Almost everyone can do at least some of the following, which can help others, as well as help reduce feelings of loneliness:

Give love how you can.

Jesus said:

38 Give, and it will be given to you: good measure, pressed down, shaken together, and running over will be put into your bosom. For with the same measure that you use, it will be measured back to you. (Luke 6:38)

29 "Assuredly, I say to you, there is no one who has left house or brothers or sisters or father or mother or wife or children or lands, for My sake and the gospel's, 30 who shall not receive a hundredfold now in this time — houses and brothers and sisters and mothers and children and lands, with persecutions — and in the age to come, eternal life. (Mark 10:29-30)

God will bless those who follow His ways--including providing spiritual brothers and sisters so one does not have to be lonely.

Remember, "God loves a cheerful giver" (2 Corinthians 9:7).

Furthermore, being a giver will tend to make, even the lonely, more cheerful.

Be a kind and cheerful giver and be in the kingdom.

Now, in the coming Kingdom of God, you will have more friends than can be reasonably numbered. And actually, more friends than anyone else on earth ever had before the coming kingdom.

That is good news!

Back to the 1976 GN article:

In the book of Revelation, it is prophesied that "God himself will be with them; he will wipe away every tear from their eyes, and death shall be no more, neither shall there be mourning nor crying nor pain any more, for the former things have passed away" (Rev. 21:3-4).

So loneliness, no matter how chronic or hopeless in this age, is going to be nonexistent in the fantastic future God has prepared for us. If you would like to read more on the subject of mankind's eventual destiny, read our free booklet ...

The best booklet to do that now is: The MYSTERY of GOD’s PLAN: Why Did God Create Anything?

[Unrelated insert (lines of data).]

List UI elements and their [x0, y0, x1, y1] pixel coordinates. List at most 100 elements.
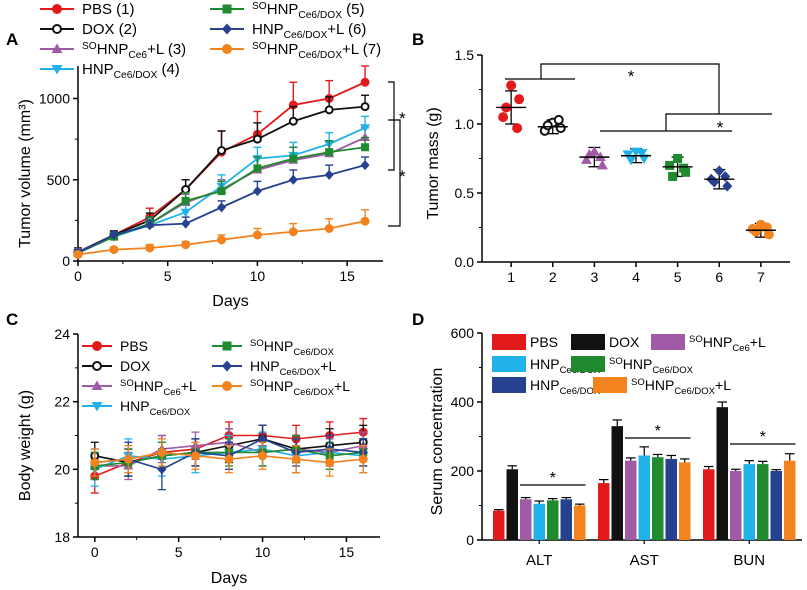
data-point [714, 165, 725, 177]
legend-label: HNPCe6/DOX [120, 398, 191, 418]
data-point [253, 164, 262, 173]
legend-item-3: SOHNPCe6+L [651, 334, 766, 354]
bar [679, 462, 691, 540]
legend-label: DOX [120, 358, 151, 374]
data-point [596, 159, 608, 170]
legend-label: HNPCe6/DOX+L [250, 358, 336, 378]
legend-marker [222, 341, 232, 351]
bar [598, 483, 610, 540]
data-point [673, 154, 683, 163]
data-point [252, 186, 262, 197]
legend-item-6: HNPCe6/DOX+L [212, 358, 336, 378]
data-point [325, 148, 334, 157]
bar [625, 460, 637, 540]
data-point [289, 154, 298, 163]
legend-marker [52, 24, 62, 34]
legend-swatch [593, 377, 627, 393]
data-point [252, 134, 262, 144]
data-point [217, 187, 226, 196]
legend-label: DOX [609, 334, 640, 350]
y-tick-label: 0 [466, 532, 474, 548]
y-tick-label: 0.5 [455, 185, 475, 201]
data-point [145, 220, 155, 231]
legend-item-5: SOHNPCe6/DOX [571, 356, 694, 376]
legend-item-3: SOHNPCe6+L [82, 378, 197, 398]
legend: PBS (1) DOX (2) SOHNPCe6+L (3)HNPCe6/DOX (… [40, 1, 381, 81]
significance-brackets: ** [505, 63, 772, 137]
legend-label: PBS (1) [82, 1, 135, 18]
bracket [388, 119, 401, 227]
data-point [679, 163, 689, 173]
significance-star: * [550, 470, 556, 487]
y-tick-label: 0.0 [455, 254, 475, 270]
x-tick-label: 10 [255, 544, 271, 560]
legend-label: HNPCe6/DOX (4) [82, 61, 180, 81]
data-point [361, 143, 370, 152]
data-point [291, 454, 301, 464]
bar [611, 426, 623, 540]
legend-marker [222, 360, 232, 372]
y-axis-label: Serum concentration [429, 368, 446, 516]
data-point [157, 447, 167, 457]
y-tick-label: 200 [451, 463, 475, 479]
legend-item-4: HNPCe6/DOX [82, 398, 191, 418]
data-point [217, 202, 227, 213]
x-tick-label: BUN [733, 552, 765, 569]
series-6 [73, 156, 370, 258]
y-axis-label: Body weight (g) [17, 390, 34, 501]
y-tick-label: 400 [451, 394, 475, 410]
data-point [145, 243, 155, 253]
x-tick-label: 0 [74, 268, 82, 284]
data-point [73, 250, 83, 259]
data-point [224, 454, 234, 464]
data-point [288, 116, 298, 126]
x-tick-label: 4 [632, 269, 640, 285]
y-tick-label: 1000 [39, 91, 70, 107]
data-point [324, 224, 334, 233]
legend-marker [222, 4, 232, 14]
y-tick-label: 18 [54, 529, 70, 545]
category-ast: AST * [598, 419, 691, 569]
data-point [636, 148, 648, 159]
bar [703, 469, 715, 540]
legend-item-3: SOHNPCe6+L (3) [40, 41, 186, 61]
legend-label: SOHNPCe6+L [120, 378, 197, 398]
bar [757, 464, 769, 540]
data-point [181, 240, 191, 250]
legend-swatch [492, 377, 526, 393]
legend-label: DOX (2) [82, 21, 137, 38]
group-4 [621, 147, 651, 166]
group-5 [662, 154, 693, 181]
legend-label: PBS [530, 334, 558, 350]
data-point [750, 226, 761, 237]
y-tick-label: 600 [451, 325, 475, 341]
significance-star: * [399, 109, 406, 128]
bracket [388, 81, 395, 171]
chart-c: 18 20 22 24 0 5 10 15 Days Body weight (g) PBS DOX S… [17, 326, 380, 587]
legend-marker [222, 23, 232, 35]
panel-label-a: A [6, 30, 18, 49]
legend-item-5: SOHNPCe6/DOX [212, 338, 335, 358]
data-point [181, 196, 190, 205]
data-point [555, 123, 566, 134]
x-tick-label: 5 [674, 269, 682, 285]
data-point [190, 451, 200, 461]
data-point [324, 169, 334, 180]
x-tick-label: 5 [175, 544, 183, 560]
legend-item-2: DOX (2) [40, 21, 137, 38]
group-1 [496, 80, 527, 134]
bar [506, 469, 518, 540]
legend-label: SOHNPCe6/DOX+L [631, 377, 731, 397]
x-tick-label: 2 [549, 269, 557, 285]
category-alt: ALT * [493, 465, 586, 569]
y-tick-label: 0 [62, 253, 70, 269]
legend-item-1: PBS [492, 334, 558, 350]
legend-item-2: DOX [82, 358, 151, 374]
data-point [181, 218, 191, 229]
data-point [580, 154, 592, 164]
data-point [181, 185, 191, 194]
bracket [540, 63, 720, 114]
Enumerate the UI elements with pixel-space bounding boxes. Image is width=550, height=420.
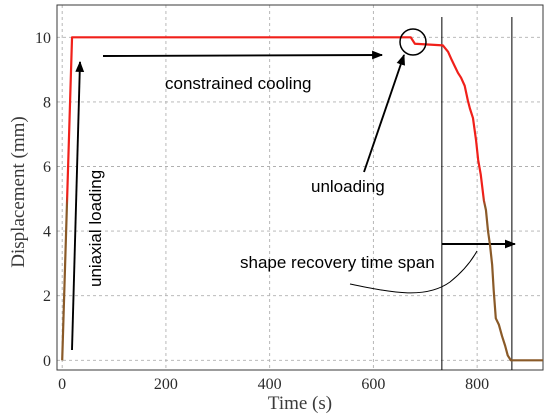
x-axis-label: Time (s) xyxy=(268,393,332,414)
y-tick-label: 0 xyxy=(43,353,51,370)
y-tick-label: 10 xyxy=(35,30,51,47)
y-tick-label: 8 xyxy=(43,94,51,111)
y-tick-label: 4 xyxy=(43,224,51,241)
recovery-span-markers xyxy=(441,17,516,370)
x-tick-label: 800 xyxy=(465,376,489,393)
shape-recovery-label: shape recovery time span xyxy=(240,253,435,272)
x-tick-label: 400 xyxy=(258,376,282,393)
unloading-label: unloading xyxy=(311,177,385,196)
x-tick-label: 0 xyxy=(58,376,66,393)
y-tick-label: 6 xyxy=(43,159,51,176)
plot-area xyxy=(57,5,543,370)
y-axis-label: Displacement (mm) xyxy=(8,116,29,267)
constrained-cooling-arrow xyxy=(102,50,384,60)
uniaxial-loading-arrow xyxy=(71,60,85,351)
constrained-cooling-label: constrained cooling xyxy=(165,74,311,93)
unloading-arrow xyxy=(363,53,405,173)
unloading-circle xyxy=(399,28,427,56)
y-tick-labels: 0 2 4 6 8 10 xyxy=(35,30,51,370)
series-line xyxy=(61,36,543,362)
x-tick-label: 200 xyxy=(154,376,178,393)
plot-frame xyxy=(56,4,544,371)
x-tick-label: 600 xyxy=(361,376,385,393)
x-tick-labels: 0 200 400 600 800 xyxy=(58,376,489,393)
shape-recovery-callout-curve xyxy=(349,250,478,294)
y-tick-label: 2 xyxy=(43,288,51,305)
uniaxial-loading-label: uniaxial loading xyxy=(86,170,105,287)
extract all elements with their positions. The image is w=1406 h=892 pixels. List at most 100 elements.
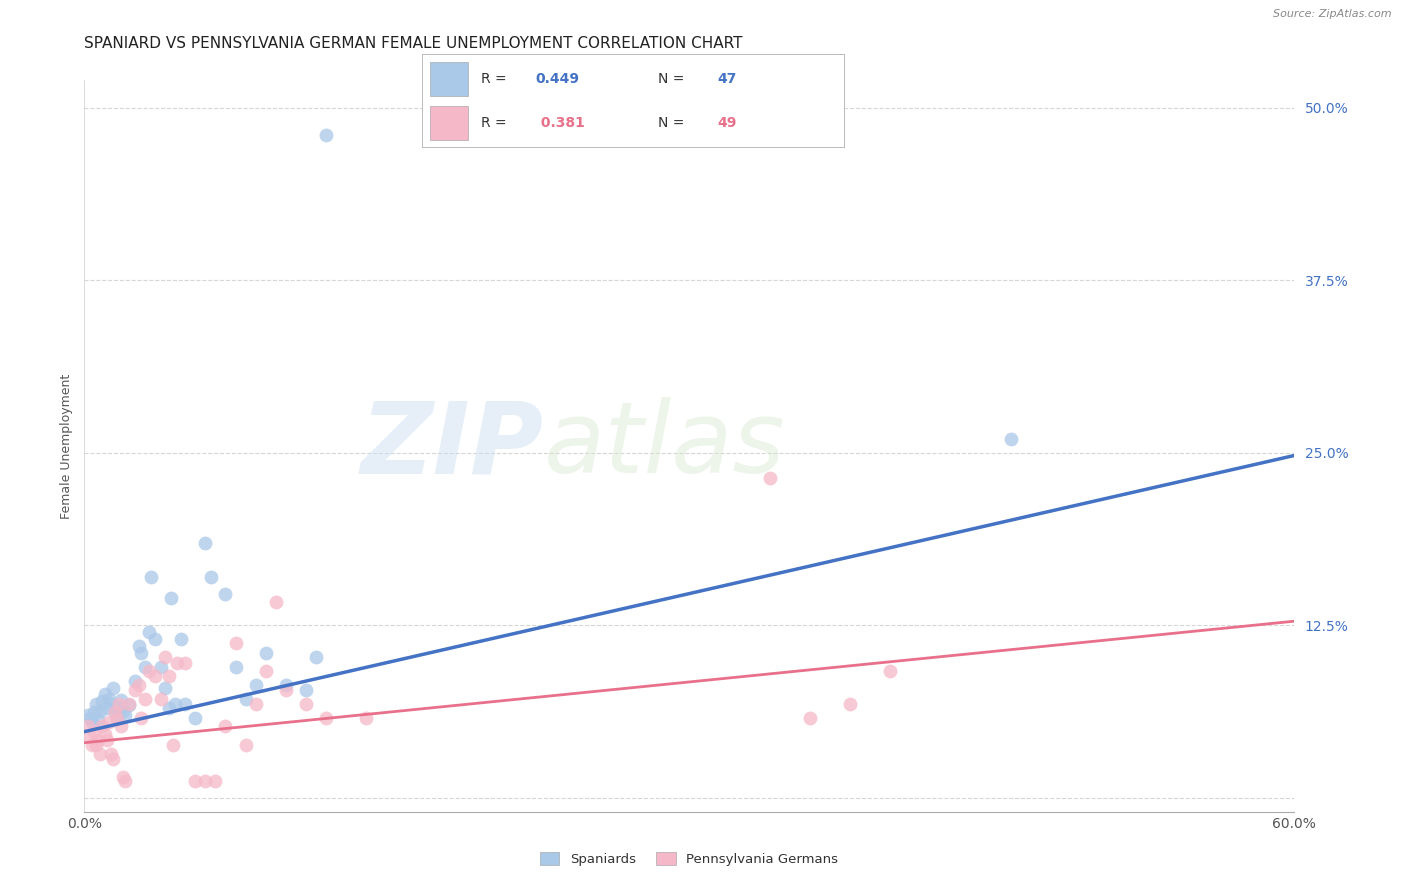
Point bbox=[105, 712, 128, 726]
Text: R =: R = bbox=[481, 72, 510, 86]
Bar bbox=[430, 106, 468, 140]
Point bbox=[149, 691, 172, 706]
Text: 0.449: 0.449 bbox=[536, 72, 579, 86]
Point bbox=[170, 632, 193, 647]
Point bbox=[111, 770, 134, 784]
Point bbox=[91, 719, 114, 733]
Point bbox=[295, 697, 318, 711]
Point bbox=[105, 711, 128, 725]
Point bbox=[174, 697, 197, 711]
Point bbox=[100, 697, 122, 711]
Point bbox=[86, 697, 108, 711]
Point bbox=[89, 704, 111, 718]
Point bbox=[128, 678, 150, 692]
Y-axis label: Female Unemployment: Female Unemployment bbox=[60, 374, 73, 518]
Point bbox=[245, 678, 267, 692]
Point bbox=[200, 570, 222, 584]
Point bbox=[118, 697, 141, 711]
Point bbox=[93, 687, 115, 701]
Point bbox=[93, 727, 115, 741]
Point bbox=[111, 704, 134, 718]
Point bbox=[87, 712, 110, 726]
Point bbox=[274, 683, 297, 698]
Point bbox=[107, 701, 129, 715]
Point bbox=[83, 706, 105, 720]
Point bbox=[758, 471, 780, 485]
Text: Source: ZipAtlas.com: Source: ZipAtlas.com bbox=[1274, 9, 1392, 19]
Point bbox=[157, 669, 180, 683]
Point bbox=[129, 711, 152, 725]
Point bbox=[254, 646, 277, 660]
Text: N =: N = bbox=[658, 116, 689, 130]
Text: R =: R = bbox=[481, 116, 510, 130]
Text: 0.381: 0.381 bbox=[536, 116, 585, 130]
Text: atlas: atlas bbox=[544, 398, 786, 494]
Point bbox=[77, 719, 100, 733]
Point bbox=[214, 587, 236, 601]
Point bbox=[118, 698, 141, 713]
Point bbox=[82, 739, 104, 753]
Point bbox=[114, 774, 136, 789]
Point bbox=[97, 691, 120, 706]
Point bbox=[235, 691, 257, 706]
Point bbox=[356, 711, 378, 725]
Point bbox=[153, 650, 176, 665]
Point bbox=[101, 752, 124, 766]
Point bbox=[879, 664, 901, 678]
Point bbox=[83, 724, 105, 739]
Point bbox=[245, 697, 267, 711]
Point bbox=[315, 711, 337, 725]
Text: N =: N = bbox=[658, 72, 689, 86]
Point bbox=[96, 733, 118, 747]
Point bbox=[139, 570, 162, 584]
Bar bbox=[430, 62, 468, 95]
Point bbox=[315, 128, 337, 143]
Point bbox=[114, 708, 136, 723]
Point bbox=[162, 739, 184, 753]
Point bbox=[128, 639, 150, 653]
Point bbox=[274, 678, 297, 692]
Point bbox=[143, 632, 166, 647]
Point bbox=[138, 625, 160, 640]
Point bbox=[82, 714, 104, 729]
Point bbox=[174, 656, 197, 670]
Point bbox=[214, 719, 236, 733]
Point bbox=[160, 591, 183, 605]
Point bbox=[77, 708, 100, 723]
Point bbox=[295, 683, 318, 698]
Point bbox=[129, 646, 152, 660]
Point bbox=[107, 697, 129, 711]
Point bbox=[87, 733, 110, 747]
Point bbox=[149, 660, 172, 674]
Point bbox=[225, 636, 247, 650]
Point bbox=[225, 660, 247, 674]
Point bbox=[100, 747, 122, 761]
Point bbox=[124, 673, 146, 688]
Point bbox=[799, 711, 821, 725]
Point bbox=[124, 683, 146, 698]
Text: 47: 47 bbox=[717, 72, 737, 86]
Point bbox=[110, 719, 132, 733]
Point bbox=[1000, 432, 1022, 446]
Text: SPANIARD VS PENNSYLVANIA GERMAN FEMALE UNEMPLOYMENT CORRELATION CHART: SPANIARD VS PENNSYLVANIA GERMAN FEMALE U… bbox=[84, 36, 742, 51]
Point bbox=[254, 664, 277, 678]
Point bbox=[89, 747, 111, 761]
Point bbox=[194, 774, 217, 789]
Point bbox=[104, 706, 127, 720]
Point bbox=[143, 669, 166, 683]
Point bbox=[101, 681, 124, 695]
Point bbox=[165, 697, 187, 711]
Point bbox=[79, 729, 101, 743]
Text: ZIP: ZIP bbox=[361, 398, 544, 494]
Point bbox=[157, 701, 180, 715]
Point bbox=[204, 774, 226, 789]
Point bbox=[79, 711, 101, 725]
Point bbox=[110, 693, 132, 707]
Point bbox=[839, 697, 862, 711]
Point bbox=[97, 714, 120, 729]
Point bbox=[184, 711, 207, 725]
Legend: Spaniards, Pennsylvania Germans: Spaniards, Pennsylvania Germans bbox=[534, 847, 844, 871]
Text: 49: 49 bbox=[717, 116, 737, 130]
Point bbox=[305, 650, 328, 665]
Point bbox=[153, 681, 176, 695]
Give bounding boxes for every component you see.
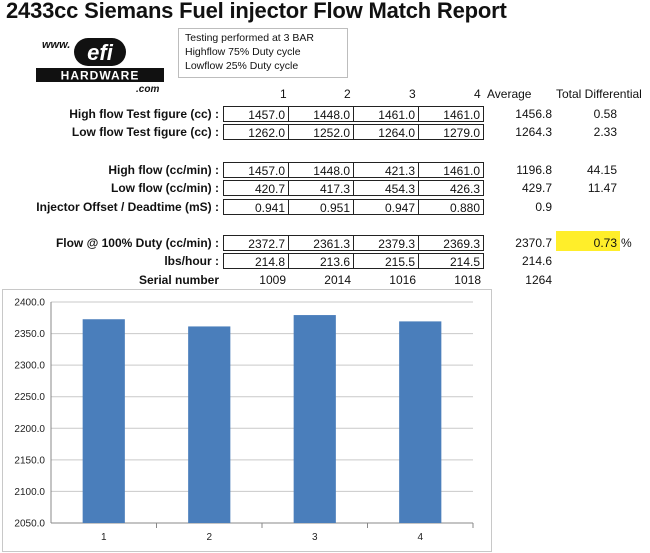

Why Did God Make You?

Until then, notice something else that Dexter Faulkner wrote:

Avoid depressing situations.

Old songs and some current popular music can trigger negative reflective moods.

Learn to recognize your negative moods at their onset, and crowd them out by reflecting on the needs of others. In sum, the only antidote to extreme self-concern is developing a positive. sincere concern for others. Try it.

Can you help somebody now? What are you waiting for?

Instead, many lonely people become more self-centered.

Some become bitter and seem to relish criticizing others.

That is not a cure for their loneliness, but plays into Satan's hand.

Christians are to be forgiving:

10 Now whom you forgive anything, I also forgive. For if indeed I have forgiven anything, I have forgiven that one for your sakes in the presence of Christ, 11 lest Satan should take advantage of us; for we are not ignorant of his devices. (2 Corinthians 2:10-11)

Notice that Paul wrote that Satan will try to take advantage of those who are not forgiving.

Put God first.

Be kind.

Take steps to love your neighbor.

That, includes being involved with others.

Do not forsake Christian assembly and fellowship.

Attend the Feast of Tabernacles.

Take effort to show yourself friendly.

There steps are part of the loving cure for loneliness.

It is not that will never be able to have feelings of loneliness, but tou can overcome loneliness with your efforts combined with help from Jesus.

And if properly express the love of God, you will help both yourself and others.